■ 受診抑制 経営ひっ迫 外来患者の健康悪化懸念
愛知県保険医協会が12日に発表した「新型コロナウイルス感染拡大に伴う医療機関への影響調査」(昨年11月診療分)で、8割近くの医療機関が前年同月比で外来患者数が減ったと回答。多くの医師が受診抑制による患者の健康悪化を心配しています。
調査は昨年3月診療分から始めて、今回が4回目。ファクス登録のある開業医会員(5332人)にアンケートを送付し昨年12月25日までに927件から回答がありました。
外来患者数は、前年同月(2019年11月分)と比べ、「減った」という回答が77・7%。昨年3~5月の結果より減少しているものの、依然として多くの医療機関が前年比で減少が続いています。診療科別では小児科、耳鼻科の減少幅が大きくなっています。
医院経営について、「新型コロナ対策で支出は増えるが収入減。このまま続けば経営がなりたたない」、「コロナが収束しなければ、規模縮小や給与カットを考えねばならない」と答えています。
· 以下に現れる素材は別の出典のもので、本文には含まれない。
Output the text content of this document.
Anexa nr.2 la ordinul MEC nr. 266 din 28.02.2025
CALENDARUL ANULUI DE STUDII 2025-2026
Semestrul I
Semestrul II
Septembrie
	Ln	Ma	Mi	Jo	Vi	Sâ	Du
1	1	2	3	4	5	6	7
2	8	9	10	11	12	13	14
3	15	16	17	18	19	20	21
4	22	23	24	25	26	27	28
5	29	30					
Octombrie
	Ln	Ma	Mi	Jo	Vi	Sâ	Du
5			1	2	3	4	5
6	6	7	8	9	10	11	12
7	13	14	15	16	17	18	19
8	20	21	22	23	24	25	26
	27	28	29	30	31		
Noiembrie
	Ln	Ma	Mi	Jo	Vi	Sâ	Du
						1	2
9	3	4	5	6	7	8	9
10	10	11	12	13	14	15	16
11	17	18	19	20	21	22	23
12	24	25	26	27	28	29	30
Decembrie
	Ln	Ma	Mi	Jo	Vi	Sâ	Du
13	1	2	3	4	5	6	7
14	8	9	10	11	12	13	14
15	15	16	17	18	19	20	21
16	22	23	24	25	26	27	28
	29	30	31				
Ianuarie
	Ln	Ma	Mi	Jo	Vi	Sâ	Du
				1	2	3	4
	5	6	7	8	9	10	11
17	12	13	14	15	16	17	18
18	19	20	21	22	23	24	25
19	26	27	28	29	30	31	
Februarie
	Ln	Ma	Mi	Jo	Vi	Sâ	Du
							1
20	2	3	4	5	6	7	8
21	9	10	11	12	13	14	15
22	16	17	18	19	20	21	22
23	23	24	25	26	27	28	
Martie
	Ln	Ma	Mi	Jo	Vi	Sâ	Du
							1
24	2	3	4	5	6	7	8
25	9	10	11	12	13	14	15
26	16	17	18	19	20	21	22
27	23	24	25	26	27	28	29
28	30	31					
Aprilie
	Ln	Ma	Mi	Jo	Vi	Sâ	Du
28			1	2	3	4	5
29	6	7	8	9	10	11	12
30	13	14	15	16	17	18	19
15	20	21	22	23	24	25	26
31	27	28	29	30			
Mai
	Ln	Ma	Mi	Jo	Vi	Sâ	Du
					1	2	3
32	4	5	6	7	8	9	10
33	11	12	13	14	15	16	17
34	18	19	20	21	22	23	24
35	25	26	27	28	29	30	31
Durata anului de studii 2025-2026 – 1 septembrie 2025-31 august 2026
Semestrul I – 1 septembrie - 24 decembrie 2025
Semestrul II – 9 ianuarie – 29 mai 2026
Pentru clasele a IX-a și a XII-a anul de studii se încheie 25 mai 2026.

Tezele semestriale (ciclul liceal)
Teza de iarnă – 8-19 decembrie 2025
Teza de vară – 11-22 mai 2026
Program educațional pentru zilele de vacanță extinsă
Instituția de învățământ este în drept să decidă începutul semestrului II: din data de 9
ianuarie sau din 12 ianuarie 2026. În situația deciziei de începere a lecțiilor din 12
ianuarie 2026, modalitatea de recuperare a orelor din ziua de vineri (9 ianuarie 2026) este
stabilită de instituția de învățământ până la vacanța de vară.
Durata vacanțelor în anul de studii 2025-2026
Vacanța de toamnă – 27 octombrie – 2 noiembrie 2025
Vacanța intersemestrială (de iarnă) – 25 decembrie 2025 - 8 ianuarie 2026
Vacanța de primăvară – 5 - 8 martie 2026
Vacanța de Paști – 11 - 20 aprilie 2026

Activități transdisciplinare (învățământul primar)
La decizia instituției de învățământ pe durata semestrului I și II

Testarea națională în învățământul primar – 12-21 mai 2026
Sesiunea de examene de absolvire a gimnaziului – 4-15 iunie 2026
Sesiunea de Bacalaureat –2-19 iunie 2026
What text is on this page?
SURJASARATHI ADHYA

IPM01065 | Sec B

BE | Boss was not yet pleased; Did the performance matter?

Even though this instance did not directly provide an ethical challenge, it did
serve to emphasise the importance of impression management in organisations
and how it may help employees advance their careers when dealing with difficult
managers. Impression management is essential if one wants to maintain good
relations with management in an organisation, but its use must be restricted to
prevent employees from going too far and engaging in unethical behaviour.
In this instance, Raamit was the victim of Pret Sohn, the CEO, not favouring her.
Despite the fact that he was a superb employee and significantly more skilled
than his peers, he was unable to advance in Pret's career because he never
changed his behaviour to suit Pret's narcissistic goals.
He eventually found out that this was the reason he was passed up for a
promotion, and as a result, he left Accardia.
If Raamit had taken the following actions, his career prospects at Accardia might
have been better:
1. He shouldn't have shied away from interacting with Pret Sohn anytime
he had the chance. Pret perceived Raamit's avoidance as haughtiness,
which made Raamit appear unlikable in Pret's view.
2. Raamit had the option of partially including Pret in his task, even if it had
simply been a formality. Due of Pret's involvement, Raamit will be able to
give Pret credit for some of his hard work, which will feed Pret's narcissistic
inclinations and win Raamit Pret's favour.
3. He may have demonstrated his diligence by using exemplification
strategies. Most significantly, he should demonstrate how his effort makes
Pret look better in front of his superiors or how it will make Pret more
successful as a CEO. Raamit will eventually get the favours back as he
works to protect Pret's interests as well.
受診控えでは「高血圧や糖尿病患者で薬がなくなり、症状が悪化して来院。入院治療することになった」、「病院に来ないので、がんの発見の遅れや病状が進行する」、「特養老人ホームへの訪問が激減し、半年以上のケアなし期間があり、ほぼ全員の患者が虫歯や歯周病が悪化した」など深刻です。
医療スタッフの雇用も大変です。「コロナ感染を恐れるため看護師の補充に困っている」、「パート看護師の大半が退職。求人しても応募が極めて少ない」、「看護師増員のため看護学校運営に支援金を出してほしい」の声があがっています。
県保険医協会の日下紀生事務局次長は「愛知県も緊急事態宣言の対象地域になり、受診抑制が広がり患者の健康悪化が憂慮される。必要な受診や健診・予防接種を受けられるよう行政の啓発が必要。医療機関への感染拡大防止等支援金は手続きが煩雑で半数近くの医療機関に届いていない。地域医療を第一線で支える医療機関への国、自治体の迅速な支援が急務」と話しています。